Las Trébedes

Dejar de existir para existir

A lo mejor es que antes educaba toda la tribu, o al menos así te educaron a ti, y a tus hermanos y primos. Toda la tribu. No había discordancias a tu alrededor

Carmen Ballesta

Carmen Ballesta

Ana protestando porque no quiere sentarse al lado de Pepe. Luis jurando a voces que es el último año nuevo que se queda con nosotros. Su padre contestando que cuando sea padre comerá huevos, que piensas tú que se puede decir, y sobre todo hacer, lo mismo sin necesidad de poner los huevos por medio. Tú, en la cocina, aún recogiendo lo de anoche y ya con el horno encendido y hecho el relleno de la lasaña, o el caldo del arroz, o el adobo del asado, o… Tu marido, ofreciendo ayuda, le dices que te traiga una fuente de la vajilla y sabes que no sabe a cuál te refieres, o bien te pregunta que dónde está, aunque lleváis en esa casa más de 10 años y siempre estuvo en el mismo sitio. Ya has preparado el mantel, pero recuerdas que es corto, que hay que colocar otro debajo, disimulado y bien doblado… y que solo tú lo sabes cuál y solo tú lo sabes hacer.

Recuerdas que cuando tenías varios años menos que actualmente tus hijos tú ya te encargabas de poner la mesa. Y te preguntas cómo lo hicieron tus padres, bueno, sobre todo tu madre, para que no solo no te fastidiase la tarea, sino que además te hiciera tanta ilusión: verla tan bonita con las copas, los platos de la abuela con el filo dorado, esos cubiertos que te parecían y fantaseabas con que eran de oro. Sabías dónde se colocaba cada cosa y hasta aprendiste de una compañera de la escuela (que ahora se dice ‘cole’) a hacer un abanico con las servilletas para ponerlas sobre el plato en lugar de debajo del tenedor. Tú, en esto, desde luego has fracasado. Cuando tus hijos eran pequeños sí disfrutaban ayudando, sintiéndose útiles y colaborando en las tareas de la casa: pelar patatas, cascar un huevo (cuántas tortillas has hecho porque el dedito entraba hasta dentro y rompía la yema), poner la mesa… Ay, aquel día que Luis se empeñó en llevar la fuente del pollo frito y acabó esturreado por el pasillo. Claro que cuando esto pasaba, tus padres se reían y te consolaban, y tú también lo hacías con tus hijos, pero su padre no, él y tu suegra te protestaban a ti, que cómo se te ocurría dejar que el chiquillo hiciera tal cosa, oyéndolo los niños. Ya dejaste de romperte la cabeza tratando de idear cómo evitar esos momentos. Ya no sabes ni quieres pensar siquiera por qué tienen que ser así.

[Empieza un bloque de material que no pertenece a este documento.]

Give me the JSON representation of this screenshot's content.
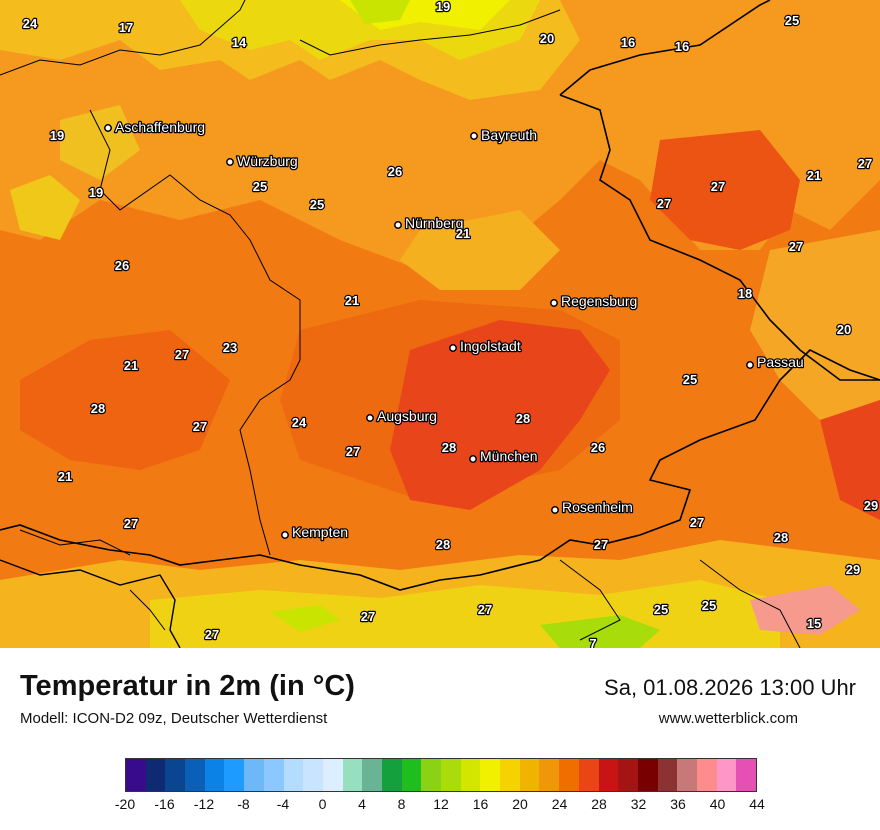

A lo mejor es que antes educaba toda la tribu, o al menos así te educaron a ti, y a tus hermanos y primos. Toda la tribu. No había discordancias a tu alrededor. Si algún pariente te veía en algo inconveniente, te podía reprender sin ningún temor a que tus padres le tuvieran quejas ni le quitaran la razón. Incluso cualquier adulto podía llamarte la atención. Tú lo sabías. Sí, era control, se diría ahora, pero también era protección. Te sentías protegida en todo el barrio. Todos sabían quién eras, dónde vivías y quiénes eran tus padres. Igual que tú sabías quiénes eran los que te cruzabas y sabías que estaban tan dispuestos a ayudarte como a reprenderte.

Pues hoy, pasadas las once, has decidido dejar todo como está, quitarte los guantes de goma y el mandil y meterte en el cuarto de baño (qué bien hiciste en empeñarte en la reforma para tener dos baños). Has decidido desaparecer. Vas a darte un baño con esas sales que te regaló el año pasado tu hermana y que están sin empezar (qué bien que tu marido se empeñase en poner bañera. Hasta ahora solo la habías ‘disfrutado’ para fregarla). Y vas a arreglarte el pelo. Sí, vas a dedicarte algo más de una hora. Vas a dejar de existir para existir. A ver qué pasa. Si se hace tarde para comer, pues comeréis tarde. Y luego ya veremos para recoger, porque tú tienes una pila de exámenes esperándote y te comprometiste a llevarlos mañana (una vez más, pensando en otros y no en ti), de modo que te espera una tardecita de aúpa.

Cuando sales, vestida, peinada, maquillada, te dices que relajada aunque en realidad un poco nerviosa, no ha pasado nada malo, si bien la cocina está como la dejaste y comeréis tarde. Te divierten las caras de asombro que te miran. Se ha hecho la paz en la casa y han renacido las sonrisas. Y te dices que vale la pena aprender a pensar también en ti. Feliz Año Nuevo.